Last updated: June 23, 2009
Moapa Valley National Wildlife Refuge (NWR) is located in the Warm Springs area of the upper Moapa Valley in northeastern Clark County in southern Nevada. It lies just south of State Highway 168 and the Muddy River, between Interstate 15 on the east and U.S. Highway 93 on the west. The refuge is bounded on the North by Warm Springs Road, on the south by Battleship Wash, and on the east and west by private property. It is approximately 60 miles northeast of the city of Las Vegas and 9 miles west of the town of Glendale.
The refuge is comprised of four adjacent, but visually distinct units. The Pedersen Unit, to the west, was acquired in 1979 and is 30 acres in size. The Plummer Unit, to the east, was acquired in 1997 and is 28 acres in size. The Apcar Unit was acquired in 2000 and is 48 acres in size. The Pederson #2 Unit was acquired in 2006 and is 11 acres in size. Each unit has a separate stream system supported by the steady and uninterrupted flow of several springs that come to the surface at various places throughout the refuge. The total combined flow of the Pedersen Stream is about 3.6 cubic feet per second and the total combined flow of the Plummer Stream is about 3.1 cubic feet per second. These springs and streams eventually flow into the Muddy River. The springs are thermal in nature and have an average annual water temperature of 90 degrees Farenheit at the point of discharge. Water quality is good, although high in calcium carbonate.
Moapa Valley NWR was established to secure habitat for the Moapa dace (Moapa coriacea), a federally listed endangered species of fish, making it the first refuge within the National Wildlife Refuge System to be created for an endangered fish. The Moapa dace is unique because it is the only representative of its genus and it is found nowhere else in the world. It is a small fish once found throughout the headwaters of the Muddy River system and it is dependent upon this warm spring habitat for reproduction. Attempts to transplant this species into waters of two other habitats failed. Threats to its survival include modification, degradation, and loss of habitat; construction of impoundments; use of harmful chemicals; and introduction of non-native fishes and parasites. Currently over 95% of the dace produced in the valley come from the refuge springs and occur in the area below. The remainder of the system is unavailable to the dace due to an invasion of tilapia (Oreochromis aurea), a non-native fish, and other habitat modifications.
Prior to acquisition, both
the Pedersen and Plummer Units had been developed and operated as resorts,
with swimming pools, bath houses, snack bars, and recreational vehicle
hook-ups. The primary management objectives of the refuge are to restore
these units to as near a natural condition as possible and to optimize
available stream habitatx for recovery and delisting of Moapa dace. In 2002, restoration efforts took place on the Pedersen Unit, where all non-native fish and
most artificial structures have been removed.

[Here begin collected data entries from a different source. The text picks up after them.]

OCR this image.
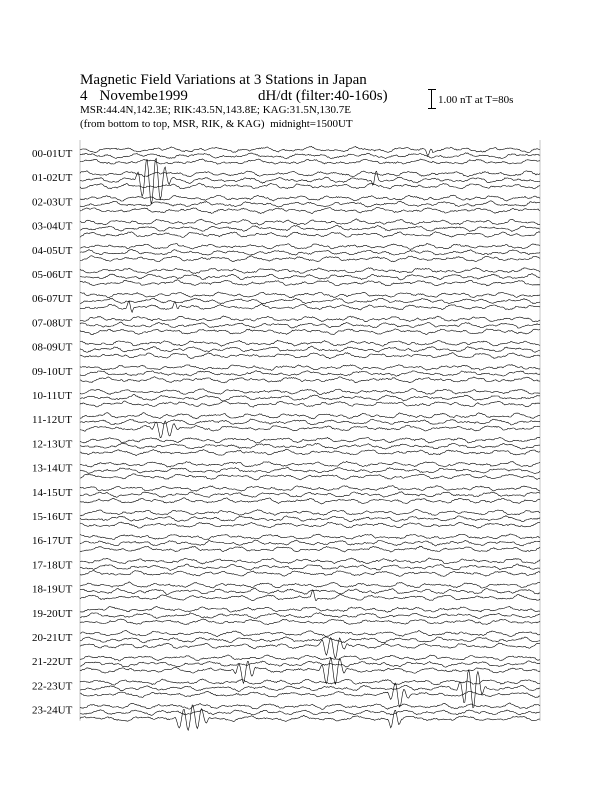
Magnetic Field Variations at 3 Stations in Japan
4 Novembe1999	dH/dt (filter:40-160s)
MSR:44.4N,142.3E; RIK:43.5N,143.8E; KAG:31.5N,130.7E
(from bottom to top, MSR, RIK, & KAG) midnight=1500UT
1.00 nT at T=80s
00-01UT
01-02UT
02-03UT
03-04UT
04-05UT
05-06UT
06-07UT
07-08UT
08-09UT
09-10UT
10-11UT
11-12UT
12-13UT
13-14UT
14-15UT
15-16UT
16-17UT
17-18UT
18-19UT
19-20UT
20-21UT
21-22UT
22-23UT
23-24UT
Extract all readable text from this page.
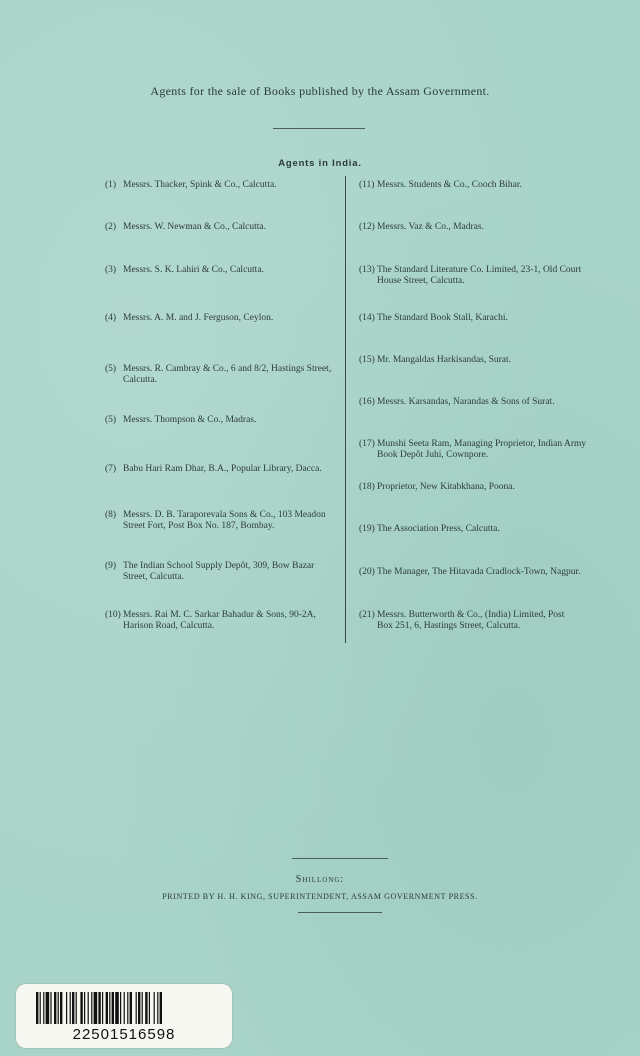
Agents for the sale of Books published by the Assam Government.
Agents in India.
(1) Messrs. Thacker, Spink & Co., Calcutta.
(2) Messrs. W. Newman & Co., Calcutta.
(3) Messrs. S. K. Lahiri & Co., Calcutta.
(4) Messrs. A. M. and J. Ferguson, Ceylon.
(5) Messrs. R. Cambray & Co., 6 and 8/2, Hastings Street,
Calcutta.
(5) Messrs. Thompson & Co., Madras.
(7) Babu Hari Ram Dhar, B.A., Popular Library, Dacca.
(8) Messrs. D. B. Taraporevala Sons & Co., 103 Meadon
Street Fort, Post Box No. 187, Bombay.
(9) The Indian School Supply Depôt, 309, Bow Bazar
Street, Calcutta.
(10) Messrs. Rai M. C. Sarkar Bahadur & Sons, 90-2A,
Harison Road, Calcutta.
(11) Messrs. Students & Co., Cooch Bihar.
(12) Messrs. Vaz & Co., Madras.
(13) The Standard Literature Co. Limited, 23-1, Old Court
House Street, Calcutta.
(14) The Standard Book Stall, Karachi.
(15) Mr. Mangaldas Harkisandas, Surat.
(16) Messrs. Karsandas, Narandas & Sons of Surat.
(17) Munshi Seeta Ram, Managing Proprietor, Indian Army
Book Depôt Juhi, Cownpore.
(18) Proprietor, New Kitabkhana, Poona.
(19) The Association Press, Calcutta.
(20) The Manager, The Hitavada Cradlock-Town, Nagpur.
(21) Messrs. Butterworth & Co., (India) Limited, Post
Box 251, 6, Hastings Street, Calcutta.
Shillong:
PRINTED BY H. H. KING, SUPERINTENDENT, ASSAM GOVERNMENT PRESS.
22501516598
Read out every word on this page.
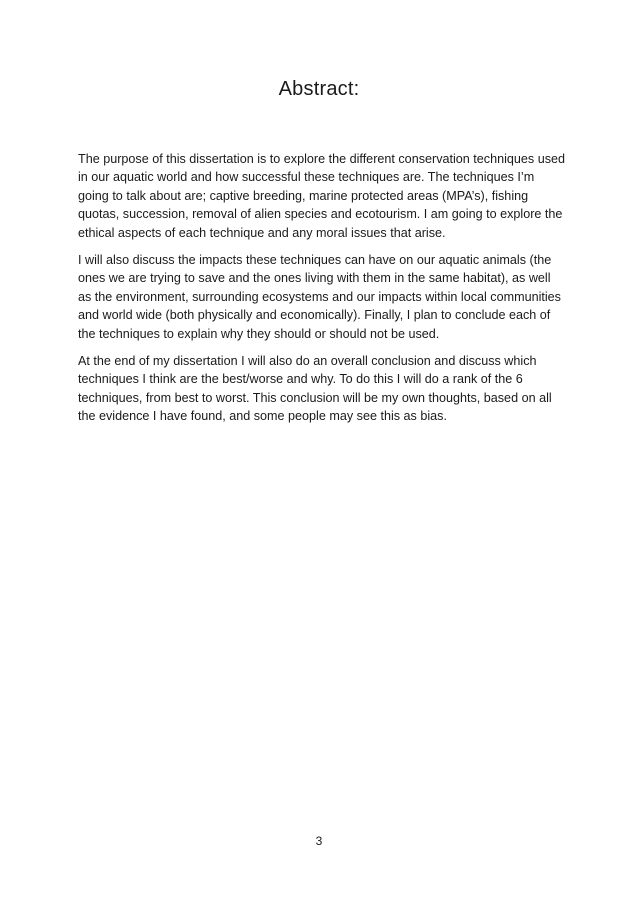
Abstract:

The purpose of this dissertation is to explore the different conservation techniques used in our aquatic world and how successful these techniques are. The techniques I’m going to talk about are; captive breeding, marine protected areas (MPA’s), fishing quotas, succession, removal of alien species and ecotourism. I am going to explore the ethical aspects of each technique and any moral issues that arise.

I will also discuss the impacts these techniques can have on our aquatic animals (the ones we are trying to save and the ones living with them in the same habitat), as well as the environment, surrounding ecosystems and our impacts within local communities and world wide (both physically and economically). Finally, I plan to conclude each of the techniques to explain why they should or should not be used.

At the end of my dissertation I will also do an overall conclusion and discuss which techniques I think are the best/worse and why. To do this I will do a rank of the 6 techniques, from best to worst. This conclusion will be my own thoughts, based on all the evidence I have found, and some people may see this as bias.

3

Significant habitat restoration has occurred on the Plummer Unit since 2006. However, these streams are inhabited by non-native mosquitofish ( Gambusia affinis ) and shortfin mollies (Poecilia mexicana), and efforts are ongoing to reduce these populations from the system. Additional efforts are continuing to create and improve habitat in both the Pedersen and Plummer stream systems for all three life stages of Moapa dace (larval, juvenile, and adult). This involves strategically placing substrates, logs, and boulders to provide the optimum arrangement of pools, riffle, and run habitats.
Until 1994, the dominant vegetation feature of the Pedersen Unit was a dense stand of non-native palm trees (Washingtonia filifera and Phoenix dactylifera). Their root masses were encroaching into Moapa dace spawning, nursery, and adult foraging habitats and constricting spring outflow channels. Following a wildfire in that year, about 200 of these trees were removed to prevent future catastrophic fires, to improve stream and pool habitats, and to open the canopy to allow sunlight to reach the water to increase primary production within the stream system. Aquatic plants such as Chara and other algae, spike rush (Eleocharis spp.), water nymph (Najas spp.), watercress (Nasturtium spp.), and pondweed (Potamogetonspp.) are now abundant in the spring pools and other slack water areas. With a ground cover of salt grass (Distichlis spicata), native riparian species have begun to return, including ash trees (Fraxinus velutina), honey mesquite (Prosopis glandulosa), and screw bean mesquite (P. pubescens). Plant species on the drier, upland areas of the refuge are fourwing saltbush (Atriplex canescens) and creosote bush (Larrea tridentata). Removal of non-native species, such as Canadian thistle (Cirsium arvense) and salt cedar (Tamarix spp.) is an on-going task.